Затеять разговор с ребятами, едущими на экскурсию? Но, во-первых, понравится ли это господину, который их сопровождает, священнику в черном костюме с жестким стоячим воротничком? В лучшем случае он сам возьмет на себя роль моего собеседника.
Во-вторых, признаться, мне уже надоело отвечать на одни и те же наивные вопросы, показывающие лишь, как плохо многие американские школьники знают нашу страну. Меня станут спрашивать:
«А можно ли в Советском Союзе не быть коммунистом и что делают с таким человеком?»
«Наказывают ли у вас розгами провинившихся учеников?» «Есть ли у советских детей праздники?»
«Отпускают ли ваших школьников хоть иногда к родителям?»
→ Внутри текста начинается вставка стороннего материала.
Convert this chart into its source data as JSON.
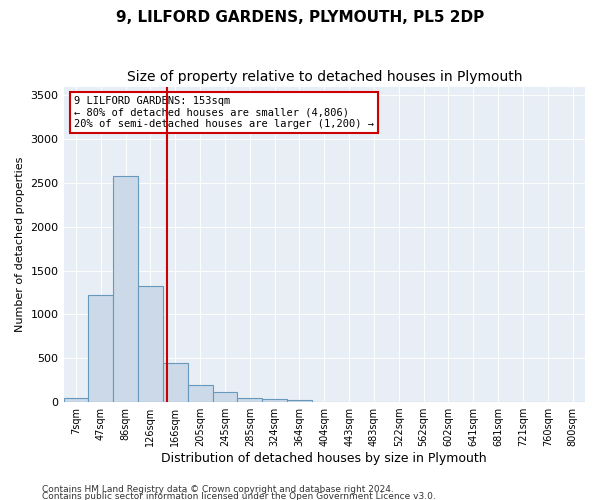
{
  "title": "9, LILFORD GARDENS, PLYMOUTH, PL5 2DP",
  "subtitle": "Size of property relative to detached houses in Plymouth",
  "xlabel": "Distribution of detached houses by size in Plymouth",
  "ylabel": "Number of detached properties",
  "bar_color": "#ccd9e8",
  "bar_edge_color": "#6699bb",
  "annotation_line1": "9 LILFORD GARDENS: 153sqm",
  "annotation_line2": "← 80% of detached houses are smaller (4,806)",
  "annotation_line3": "20% of semi-detached houses are larger (1,200) →",
  "vline_color": "#cc0000",
  "vline_position": 3.67,
  "ylim": [
    0,
    3600
  ],
  "yticks": [
    0,
    500,
    1000,
    1500,
    2000,
    2500,
    3000,
    3500
  ],
  "bins": [
    "7sqm",
    "47sqm",
    "86sqm",
    "126sqm",
    "166sqm",
    "205sqm",
    "245sqm",
    "285sqm",
    "324sqm",
    "364sqm",
    "404sqm",
    "443sqm",
    "483sqm",
    "522sqm",
    "562sqm",
    "602sqm",
    "641sqm",
    "681sqm",
    "721sqm",
    "760sqm",
    "800sqm"
  ],
  "bar_heights": [
    50,
    1220,
    2580,
    1330,
    450,
    190,
    110,
    50,
    30,
    20,
    5,
    0,
    0,
    0,
    0,
    0,
    0,
    0,
    0,
    0,
    0
  ],
  "footer1": "Contains HM Land Registry data © Crown copyright and database right 2024.",
  "footer2": "Contains public sector information licensed under the Open Government Licence v3.0.",
  "plot_bg_color": "#e8eef5"
}
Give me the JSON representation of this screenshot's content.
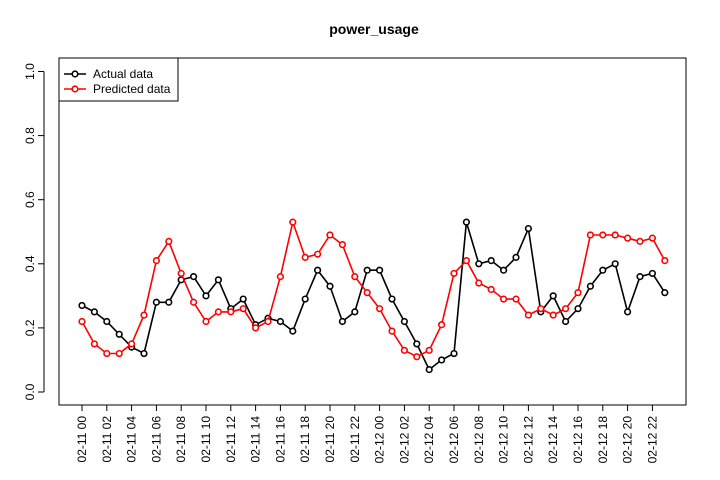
{
  "chart_data": {
    "type": "line",
    "title": "power_usage",
    "xlabel": "",
    "ylabel": "",
    "ylim": [
      0.0,
      1.0
    ],
    "yticks": [
      "0.0",
      "0.2",
      "0.4",
      "0.6",
      "0.8",
      "1.0"
    ],
    "grid": false,
    "legend_position": "top-left",
    "x": [
      "02-11 00",
      "02-11 01",
      "02-11 02",
      "02-11 03",
      "02-11 04",
      "02-11 05",
      "02-11 06",
      "02-11 07",
      "02-11 08",
      "02-11 09",
      "02-11 10",
      "02-11 11",
      "02-11 12",
      "02-11 13",
      "02-11 14",
      "02-11 15",
      "02-11 16",
      "02-11 17",
      "02-11 18",
      "02-11 19",
      "02-11 20",
      "02-11 21",
      "02-11 22",
      "02-11 23",
      "02-12 00",
      "02-12 01",
      "02-12 02",
      "02-12 03",
      "02-12 04",
      "02-12 05",
      "02-12 06",
      "02-12 07",
      "02-12 08",
      "02-12 09",
      "02-12 10",
      "02-12 11",
      "02-12 12",
      "02-12 13",
      "02-12 14",
      "02-12 15",
      "02-12 16",
      "02-12 17",
      "02-12 18",
      "02-12 19",
      "02-12 20",
      "02-12 21",
      "02-12 22",
      "02-12 23"
    ],
    "x_tick_labels": [
      "02-11 00",
      "02-11 02",
      "02-11 04",
      "02-11 06",
      "02-11 08",
      "02-11 10",
      "02-11 12",
      "02-11 14",
      "02-11 16",
      "02-11 18",
      "02-11 20",
      "02-11 22",
      "02-12 00",
      "02-12 02",
      "02-12 04",
      "02-12 06",
      "02-12 08",
      "02-12 10",
      "02-12 12",
      "02-12 14",
      "02-12 16",
      "02-12 18",
      "02-12 20",
      "02-12 22"
    ],
    "series": [
      {
        "name": "Actual data",
        "color": "#000000",
        "values": [
          0.27,
          0.25,
          0.22,
          0.18,
          0.14,
          0.12,
          0.28,
          0.28,
          0.35,
          0.36,
          0.3,
          0.35,
          0.26,
          0.29,
          0.21,
          0.23,
          0.22,
          0.19,
          0.29,
          0.38,
          0.33,
          0.22,
          0.25,
          0.38,
          0.38,
          0.29,
          0.22,
          0.15,
          0.07,
          0.1,
          0.12,
          0.53,
          0.4,
          0.41,
          0.38,
          0.42,
          0.51,
          0.25,
          0.3,
          0.22,
          0.26,
          0.33,
          0.38,
          0.4,
          0.25,
          0.36,
          0.37,
          0.31
        ]
      },
      {
        "name": "Predicted data",
        "color": "#ff0000",
        "values": [
          0.22,
          0.15,
          0.12,
          0.12,
          0.15,
          0.24,
          0.41,
          0.47,
          0.37,
          0.28,
          0.22,
          0.25,
          0.25,
          0.26,
          0.2,
          0.22,
          0.36,
          0.53,
          0.42,
          0.43,
          0.49,
          0.46,
          0.36,
          0.31,
          0.26,
          0.19,
          0.13,
          0.11,
          0.13,
          0.21,
          0.37,
          0.41,
          0.34,
          0.32,
          0.29,
          0.29,
          0.24,
          0.26,
          0.24,
          0.26,
          0.31,
          0.49,
          0.49,
          0.49,
          0.48,
          0.47,
          0.48,
          0.41
        ]
      }
    ]
  }
}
«Сколько зарабатывают у вас дети?»
«Почему в России запрещено верить в бога и куда сажают тех, кто верит?»
«Может ли русский школьник сам выбрать, где ему учиться?»
«В долларе сто центов. А сколько в рубле?»
…Через четверть часа пароходик мягко стукнулся о причал острова Свободы. Нам сообщают, что прежде он назывался островом Бедло и на нем стоял гарнизон военного форта Вуд. Форт напоминал очертаниями многоконечную звезду. На его фундамент опирается пьедестал статуи.
Идем по дорожкам мимо блекло-зеленых осенних газонов, слушаем историю статуи:
— Господа, перед вами, может быть, самое символическое сооружение нашей великой страны. Оно было задумано как олицетворение дружбы между народами Старого и Нового Света. Люди, страдавшие от тирании в Европе, должны были видеть факел в руках Свободы, призывно горящий для них за океаном…
Высокая старушка с подкрашенными волосами кивает головой, бормочет: «О, иес!» — и записывает слова экскурсовода. Я не записываю. Девушка, ведущая нас, косится на меня. Она, наверное, подозревает во мне туриста, который начитался всяческих справочников и начинен подковыристыми вопросами. Но я не задаю вопросов. Я промолчал всю экскурсию и лишь теперь решаюсь выложить вам кое-что из почерпнутой премудрости.
Итак, началось все с парижского скульптора Бартольди. Он изготовил для Нью-Йорка статую участника войны за независимость Америки — француза Лафайета. Когда Бартольди на корабле приближался к нью-йоркской гавани, свет маяка вызвал у скульптора еще неясный образ факела, высоко поднятого чьей-то рукой. Вскоре пылкое воображение француза, служившего в войсках Гарибальди, уже дорисовало образ: Свобода!